Il suit de là que nous avons vu de fort honnêtes gens malmenés (au nom de l’Empereur, qui n’en savait rien) pour avoir dit loyalement ce qu’ils pensaient. Or, le plus patient des hommes est enclin à se révolter contre la force. On se met en colère, on va trop loin, on est conduit nécessairement à viser haut, puisque les basses et moyennes régions du pouvoir sont couvertes par la responsabilité impériale, et l’on devient impossible, malgré soi.

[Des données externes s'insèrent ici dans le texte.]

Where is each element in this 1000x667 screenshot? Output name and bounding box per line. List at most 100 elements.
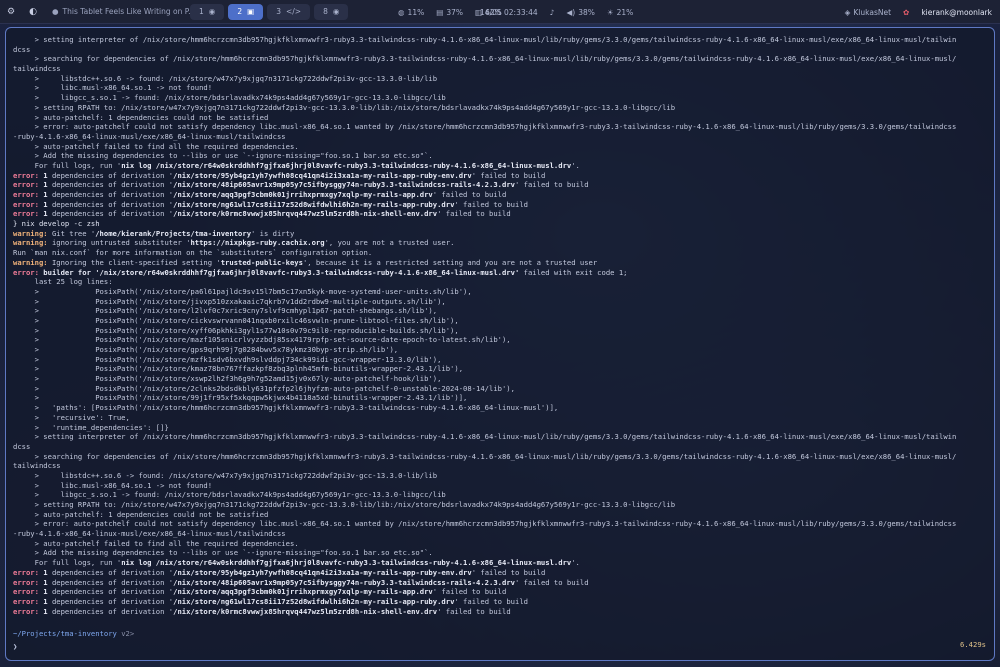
prompt-branch: v2> <box>121 629 135 638</box>
terminal-line: -ruby-4.1.6-x86_64-linux-musl/exe/x86_64… <box>13 529 988 539</box>
brightness-stat[interactable]: ☀ 21% <box>607 8 633 17</box>
tray-icon[interactable]: ✿ <box>903 8 909 17</box>
terminal-line: > searching for dependencies of /nix/sto… <box>13 452 988 462</box>
terminal-line-segment: > error: auto-patchelf could not satisfy… <box>13 122 957 132</box>
volume-stat[interactable]: ◀) 38% <box>566 8 594 17</box>
terminal-line: error: 1 dependencies of derivation '/ni… <box>13 578 988 588</box>
cpu-stat: ◍ 11% <box>398 7 425 17</box>
workspace-8[interactable]: 8 ◉ <box>314 3 349 20</box>
terminal-line: > PosixPath('/nix/store/2clnks2bdsdkbly6… <box>13 384 988 394</box>
gear-icon[interactable]: ⚙ <box>0 0 22 24</box>
terminal-line-segment: dependencies of derivation ' <box>47 190 174 199</box>
terminal-line-segment: > PosixPath('/nix/store/jivxp510zxakaaic… <box>13 296 446 306</box>
terminal-line-segment: ' failed to build <box>454 596 528 606</box>
terminal-line: > PosixPath('/nix/store/xyff06pkhki3gyl1… <box>13 326 988 336</box>
terminal-window[interactable]: > setting interpreter of /nix/store/hmm6… <box>5 27 995 661</box>
terminal-line: > auto-patchelf: 1 dependencies could no… <box>13 113 988 123</box>
terminal-line-segment: dependencies of derivation ' <box>47 170 174 180</box>
terminal-line-segment: ' failed to build <box>437 606 511 616</box>
terminal-line: error: 1 dependencies of derivation '/ni… <box>13 587 988 597</box>
terminal-line-segment: /nix/store/aqq3pgf3cbm0k01jrrihxprmxgy7x… <box>173 587 433 597</box>
workspace-3[interactable]: 3 </> <box>267 3 311 20</box>
workspace-1[interactable]: 1 ◉ <box>190 3 225 20</box>
terminal-line-segment: error: <box>13 587 39 597</box>
terminal-line: dcss <box>13 45 988 55</box>
terminal-line-segment: ' failed to build <box>454 199 528 209</box>
terminal-line: > libgcc_s.so.1 -> found: /nix/store/bds… <box>13 93 988 103</box>
terminal-line-segment: /nix/store/k0rmc8vwwjx85hrqvq447wz5lm5zr… <box>173 606 438 616</box>
terminal-line-segment: dcss <box>13 441 31 451</box>
terminal-line-segment: Ignoring the client-specified setting ' <box>47 257 221 267</box>
terminal-line: > error: auto-patchelf could not satisfy… <box>13 122 988 132</box>
terminal-line-segment: warning: <box>13 257 48 267</box>
terminal-line-segment: > PosixPath('/nix/store/mazf105snicrlvyz… <box>13 335 511 345</box>
terminal-line-segment: ' failed to build <box>514 180 589 190</box>
terminal-line: > setting interpreter of /nix/store/hmm6… <box>13 35 988 45</box>
cpu-icon: ◍ <box>398 7 405 17</box>
terminal-line: > PosixPath('/nix/store/mzfk1sdv6bxvdh9s… <box>13 355 988 365</box>
terminal-line-segment: > Add the missing dependencies to --libs… <box>13 151 433 161</box>
terminal-line-segment: error: <box>13 209 39 219</box>
terminal-line: error: 1 dependencies of derivation '/ni… <box>13 607 988 617</box>
focused-window-title[interactable]: ● This Tablet Feels Like Writing on P... <box>44 7 190 16</box>
browser-icon: ● <box>52 7 59 16</box>
shell-prompt: ~/Projects/tma-inventory v2> ❯ <box>13 629 988 651</box>
terminal-line: > PosixPath('/nix/store/gps9qrh99j7g0284… <box>13 345 988 355</box>
terminal-line-segment: last 25 log lines: <box>13 277 113 287</box>
terminal-line-segment: /nix/store/ng61wl17cs8ii17z52d8wifdwlhi6… <box>173 596 455 606</box>
terminal-line-segment: ', because it is a restricted setting an… <box>302 257 598 267</box>
terminal-line: > auto-patchelf failed to find all the r… <box>13 539 988 549</box>
terminal-line-segment: /nix/store/95yb4gz1yh7ywfh08cq41qn4i2i3x… <box>173 170 472 180</box>
music-control[interactable]: ♪ <box>550 8 555 17</box>
terminal-line-segment: /nix/store/48ip605avr1x9mp05y7c5ifbysggy… <box>173 577 515 587</box>
terminal-line: warning: ignoring untrusted substituter … <box>13 238 988 248</box>
terminal-line-segment: error: <box>13 199 39 209</box>
terminal-line-segment: https://nixpkgs-ruby.cachix.org <box>190 238 325 248</box>
terminal-line-segment: builder for '/nix/store/r64w0skrddhhf7gj… <box>43 267 520 277</box>
terminal-line-segment: error: <box>13 596 39 606</box>
terminal-line-segment: > PosixPath('/nix/store/pa6l61pajldc9sv1… <box>13 286 472 296</box>
terminal-line-segment: -ruby-4.1.6-x86_64-linux-musl/exe/x86_64… <box>13 131 286 141</box>
terminal-line-segment: warning: <box>13 238 48 248</box>
terminal-line-segment: dependencies of derivation ' <box>47 587 174 597</box>
terminal-icon: ▣ <box>247 7 255 16</box>
terminal-line: > PosixPath('/nix/store/pa6l61pajldc9sv1… <box>13 287 988 297</box>
terminal-line-segment: > PosixPath('/nix/store/kmaz78bn767ffazk… <box>13 364 464 374</box>
volume-icon: ◀) <box>566 7 576 17</box>
terminal-line: > PosixPath('/nix/store/l2lvf0c7xric9cny… <box>13 306 988 316</box>
terminal-line-segment: > auto-patchelf failed to find all the r… <box>13 538 299 548</box>
terminal-line-segment: > auto-patchelf failed to find all the r… <box>13 141 299 151</box>
terminal-line-segment: > auto-patchelf: 1 dependencies could no… <box>13 112 269 122</box>
app-icon: ◐ <box>29 6 37 17</box>
terminal-line-segment: /nix/store/aqq3pgf3cbm0k01jrrihxprmxgy7x… <box>173 190 433 199</box>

Un fonctionnaire se dit, avec juste raison : J’appartiens corps et âme au gouvernement qui me paye ; quoi qu’il décide, il a raison pour moi ; je suis tenu de lui prêter les mains, ou de rentrer dans la vie privée. Mais la funeste erreur des fonctionnaires impériaux est d’appliquer le même raisonnement à tous les citoyens du pays. « M. un tel est d’accord avec nous sur quatre-vingt-dix-neuf questions, mais il ose trancher sur la centième avec indépendance. Si j’agissais ainsi, je serais un mauvais fonctionnaire : donc, M. un tel est un mauvais citoyen. »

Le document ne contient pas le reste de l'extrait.